Here’s my professional diagnosis for 2026 and beyond:

  • The Problem: Loot is a vestigial organ, a mechanic kept alive because "RPGs have it." It's as necessary to Assassin's Creed as a parachute is to a goldfish.

  • The Symptom: Gameplay flow is constantly interrupted for rewards that feel less rewarding than finding a forgotten five-dollar bill in an old coat.

  • The Prescription: Radical surgery. Replace the loot shower with a curated arsenal. Let my progression be defined by skill, story, and unique tools, not by comparing the marginal stealth benefits of Hood #47 vs. Hood #48.
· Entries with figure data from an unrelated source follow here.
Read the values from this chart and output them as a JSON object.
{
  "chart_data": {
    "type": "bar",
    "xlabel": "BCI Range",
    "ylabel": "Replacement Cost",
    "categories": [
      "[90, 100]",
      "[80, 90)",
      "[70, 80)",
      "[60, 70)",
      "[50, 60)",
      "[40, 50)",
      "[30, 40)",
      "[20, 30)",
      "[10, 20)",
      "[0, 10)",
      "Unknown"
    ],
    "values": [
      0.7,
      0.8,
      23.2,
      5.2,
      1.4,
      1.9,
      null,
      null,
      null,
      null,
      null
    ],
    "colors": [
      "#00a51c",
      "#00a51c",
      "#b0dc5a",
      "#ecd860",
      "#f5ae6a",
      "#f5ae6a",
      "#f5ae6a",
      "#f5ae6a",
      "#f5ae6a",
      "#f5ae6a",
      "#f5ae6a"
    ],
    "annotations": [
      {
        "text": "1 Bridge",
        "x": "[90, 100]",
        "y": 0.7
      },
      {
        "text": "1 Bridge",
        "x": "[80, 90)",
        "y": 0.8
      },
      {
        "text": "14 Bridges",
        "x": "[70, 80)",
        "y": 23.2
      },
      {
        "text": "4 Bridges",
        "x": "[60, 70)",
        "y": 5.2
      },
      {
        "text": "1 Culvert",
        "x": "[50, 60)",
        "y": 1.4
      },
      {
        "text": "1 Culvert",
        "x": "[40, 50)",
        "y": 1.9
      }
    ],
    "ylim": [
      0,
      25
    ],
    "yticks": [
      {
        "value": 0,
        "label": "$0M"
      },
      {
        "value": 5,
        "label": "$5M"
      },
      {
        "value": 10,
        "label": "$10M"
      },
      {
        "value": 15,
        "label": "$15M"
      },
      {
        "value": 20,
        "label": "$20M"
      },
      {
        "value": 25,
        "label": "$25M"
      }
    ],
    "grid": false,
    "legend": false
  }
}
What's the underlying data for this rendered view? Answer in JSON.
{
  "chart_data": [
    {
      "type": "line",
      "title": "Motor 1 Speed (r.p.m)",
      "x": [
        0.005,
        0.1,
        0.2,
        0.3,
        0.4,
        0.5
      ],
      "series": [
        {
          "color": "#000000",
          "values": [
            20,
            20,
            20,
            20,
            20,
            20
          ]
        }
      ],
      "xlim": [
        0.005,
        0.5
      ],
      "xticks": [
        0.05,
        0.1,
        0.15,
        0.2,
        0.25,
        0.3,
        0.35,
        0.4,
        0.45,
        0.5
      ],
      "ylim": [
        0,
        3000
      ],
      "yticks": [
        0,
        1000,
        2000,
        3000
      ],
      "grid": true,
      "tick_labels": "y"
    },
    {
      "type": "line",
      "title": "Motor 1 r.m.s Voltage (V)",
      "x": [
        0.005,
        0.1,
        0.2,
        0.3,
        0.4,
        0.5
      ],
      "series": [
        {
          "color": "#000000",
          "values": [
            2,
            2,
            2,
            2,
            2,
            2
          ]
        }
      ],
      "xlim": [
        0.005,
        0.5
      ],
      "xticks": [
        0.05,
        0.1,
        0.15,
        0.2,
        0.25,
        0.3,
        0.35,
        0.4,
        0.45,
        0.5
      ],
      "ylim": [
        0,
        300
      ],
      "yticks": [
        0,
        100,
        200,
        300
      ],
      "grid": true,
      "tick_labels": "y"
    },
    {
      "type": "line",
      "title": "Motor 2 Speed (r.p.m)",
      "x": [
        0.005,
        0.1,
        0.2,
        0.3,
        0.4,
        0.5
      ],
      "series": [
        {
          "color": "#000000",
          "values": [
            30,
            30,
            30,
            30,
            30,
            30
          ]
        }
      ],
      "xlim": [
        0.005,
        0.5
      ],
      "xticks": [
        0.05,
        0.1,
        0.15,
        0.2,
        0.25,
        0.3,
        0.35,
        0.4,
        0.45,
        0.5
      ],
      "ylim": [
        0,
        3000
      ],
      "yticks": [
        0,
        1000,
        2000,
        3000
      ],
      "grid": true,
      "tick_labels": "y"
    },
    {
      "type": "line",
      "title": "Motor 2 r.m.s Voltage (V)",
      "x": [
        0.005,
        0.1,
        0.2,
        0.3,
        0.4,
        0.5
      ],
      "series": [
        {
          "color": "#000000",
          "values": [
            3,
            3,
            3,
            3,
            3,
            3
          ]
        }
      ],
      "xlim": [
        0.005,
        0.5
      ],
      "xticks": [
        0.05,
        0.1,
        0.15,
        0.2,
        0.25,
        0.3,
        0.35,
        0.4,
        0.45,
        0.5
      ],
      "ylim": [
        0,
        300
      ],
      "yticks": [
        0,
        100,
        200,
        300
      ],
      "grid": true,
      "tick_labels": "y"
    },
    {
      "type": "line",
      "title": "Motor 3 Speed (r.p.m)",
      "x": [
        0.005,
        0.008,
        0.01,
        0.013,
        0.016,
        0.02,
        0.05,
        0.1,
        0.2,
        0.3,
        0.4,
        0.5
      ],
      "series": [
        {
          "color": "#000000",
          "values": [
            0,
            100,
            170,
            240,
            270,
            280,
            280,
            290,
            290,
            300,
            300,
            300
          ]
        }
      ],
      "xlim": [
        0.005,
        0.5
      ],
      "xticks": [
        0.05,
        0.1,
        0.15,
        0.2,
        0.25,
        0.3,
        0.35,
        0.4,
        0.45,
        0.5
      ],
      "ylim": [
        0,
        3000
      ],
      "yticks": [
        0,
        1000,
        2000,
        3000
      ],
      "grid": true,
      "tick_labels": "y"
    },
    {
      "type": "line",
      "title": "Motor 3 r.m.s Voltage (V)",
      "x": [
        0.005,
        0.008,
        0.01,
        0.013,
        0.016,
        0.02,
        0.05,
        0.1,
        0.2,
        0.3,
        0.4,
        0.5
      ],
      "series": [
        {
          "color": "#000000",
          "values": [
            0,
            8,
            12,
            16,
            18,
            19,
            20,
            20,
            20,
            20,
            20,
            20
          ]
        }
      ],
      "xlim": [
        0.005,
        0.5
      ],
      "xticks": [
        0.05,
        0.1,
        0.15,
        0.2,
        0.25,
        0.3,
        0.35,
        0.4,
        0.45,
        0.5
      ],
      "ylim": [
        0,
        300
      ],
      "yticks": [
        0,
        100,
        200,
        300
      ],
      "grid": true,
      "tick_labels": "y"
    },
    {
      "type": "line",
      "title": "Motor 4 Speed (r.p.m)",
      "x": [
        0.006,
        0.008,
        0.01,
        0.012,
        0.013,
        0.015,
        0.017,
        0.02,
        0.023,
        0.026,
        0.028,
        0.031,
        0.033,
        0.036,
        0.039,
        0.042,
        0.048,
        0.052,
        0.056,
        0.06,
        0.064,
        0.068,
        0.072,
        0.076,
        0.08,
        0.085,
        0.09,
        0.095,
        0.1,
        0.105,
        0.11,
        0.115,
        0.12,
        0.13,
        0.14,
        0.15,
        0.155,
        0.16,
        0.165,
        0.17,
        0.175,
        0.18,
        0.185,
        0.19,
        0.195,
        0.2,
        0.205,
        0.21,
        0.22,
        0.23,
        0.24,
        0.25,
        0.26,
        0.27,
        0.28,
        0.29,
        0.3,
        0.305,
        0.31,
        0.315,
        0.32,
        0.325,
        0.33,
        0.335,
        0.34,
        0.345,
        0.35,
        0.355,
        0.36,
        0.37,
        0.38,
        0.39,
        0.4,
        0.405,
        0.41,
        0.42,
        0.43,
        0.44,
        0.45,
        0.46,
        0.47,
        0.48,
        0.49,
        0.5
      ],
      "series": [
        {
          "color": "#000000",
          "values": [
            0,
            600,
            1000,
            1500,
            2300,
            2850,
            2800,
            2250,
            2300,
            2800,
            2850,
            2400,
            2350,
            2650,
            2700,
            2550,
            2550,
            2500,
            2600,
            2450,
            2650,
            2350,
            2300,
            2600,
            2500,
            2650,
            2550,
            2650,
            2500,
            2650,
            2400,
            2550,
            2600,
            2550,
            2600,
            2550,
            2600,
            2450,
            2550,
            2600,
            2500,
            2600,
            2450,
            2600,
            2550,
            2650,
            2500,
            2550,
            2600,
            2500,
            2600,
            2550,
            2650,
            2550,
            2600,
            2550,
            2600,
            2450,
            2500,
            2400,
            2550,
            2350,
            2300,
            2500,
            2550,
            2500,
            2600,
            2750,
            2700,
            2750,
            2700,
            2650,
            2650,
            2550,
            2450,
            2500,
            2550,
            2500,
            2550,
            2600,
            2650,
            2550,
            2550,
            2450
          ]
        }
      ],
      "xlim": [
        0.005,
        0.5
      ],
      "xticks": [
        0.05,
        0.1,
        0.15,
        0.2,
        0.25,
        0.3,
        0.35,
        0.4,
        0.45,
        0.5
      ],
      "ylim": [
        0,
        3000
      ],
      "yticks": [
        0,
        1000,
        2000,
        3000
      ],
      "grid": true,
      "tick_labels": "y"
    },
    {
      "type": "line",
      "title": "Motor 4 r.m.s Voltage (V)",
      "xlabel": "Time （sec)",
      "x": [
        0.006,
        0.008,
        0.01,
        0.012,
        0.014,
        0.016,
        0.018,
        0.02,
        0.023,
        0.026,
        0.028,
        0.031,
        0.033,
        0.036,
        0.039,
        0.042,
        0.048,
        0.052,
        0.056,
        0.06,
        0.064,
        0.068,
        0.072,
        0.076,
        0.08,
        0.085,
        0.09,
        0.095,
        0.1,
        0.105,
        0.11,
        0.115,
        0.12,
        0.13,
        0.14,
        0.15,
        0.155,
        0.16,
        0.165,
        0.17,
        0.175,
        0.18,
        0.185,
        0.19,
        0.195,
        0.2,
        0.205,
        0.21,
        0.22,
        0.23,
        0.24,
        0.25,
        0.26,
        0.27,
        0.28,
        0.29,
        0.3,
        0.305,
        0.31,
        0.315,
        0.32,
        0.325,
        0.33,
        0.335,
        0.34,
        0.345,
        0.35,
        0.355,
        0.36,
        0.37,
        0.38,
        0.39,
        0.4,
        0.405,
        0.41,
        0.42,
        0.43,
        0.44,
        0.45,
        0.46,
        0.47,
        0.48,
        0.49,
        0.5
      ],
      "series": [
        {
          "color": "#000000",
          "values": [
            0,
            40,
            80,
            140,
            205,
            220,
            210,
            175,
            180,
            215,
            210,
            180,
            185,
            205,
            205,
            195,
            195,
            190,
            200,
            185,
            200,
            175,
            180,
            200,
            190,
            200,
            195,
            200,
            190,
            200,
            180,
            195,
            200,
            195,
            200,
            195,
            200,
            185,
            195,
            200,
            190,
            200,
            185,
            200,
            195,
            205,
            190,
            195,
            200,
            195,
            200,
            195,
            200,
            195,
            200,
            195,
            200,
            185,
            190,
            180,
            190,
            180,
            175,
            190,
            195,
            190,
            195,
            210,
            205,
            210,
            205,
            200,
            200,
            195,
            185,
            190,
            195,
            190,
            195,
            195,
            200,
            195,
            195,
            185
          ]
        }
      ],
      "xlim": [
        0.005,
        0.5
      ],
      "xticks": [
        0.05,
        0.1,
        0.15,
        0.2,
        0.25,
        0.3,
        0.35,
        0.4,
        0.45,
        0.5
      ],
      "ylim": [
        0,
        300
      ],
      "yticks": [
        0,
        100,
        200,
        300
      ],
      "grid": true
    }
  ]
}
This constant, unsatisfying loot loop is the gaming equivalent of being offered a single, stale peanut every five minutes during a marathon. It doesn't nourish, it only annoys. Until Ubisoft learns this lesson, the legendary loot of Assassin's Creed will remain, in my professional opinion, about as legendary as a participation ribbon—a shiny, hollow testament to a system that has long since lost its way.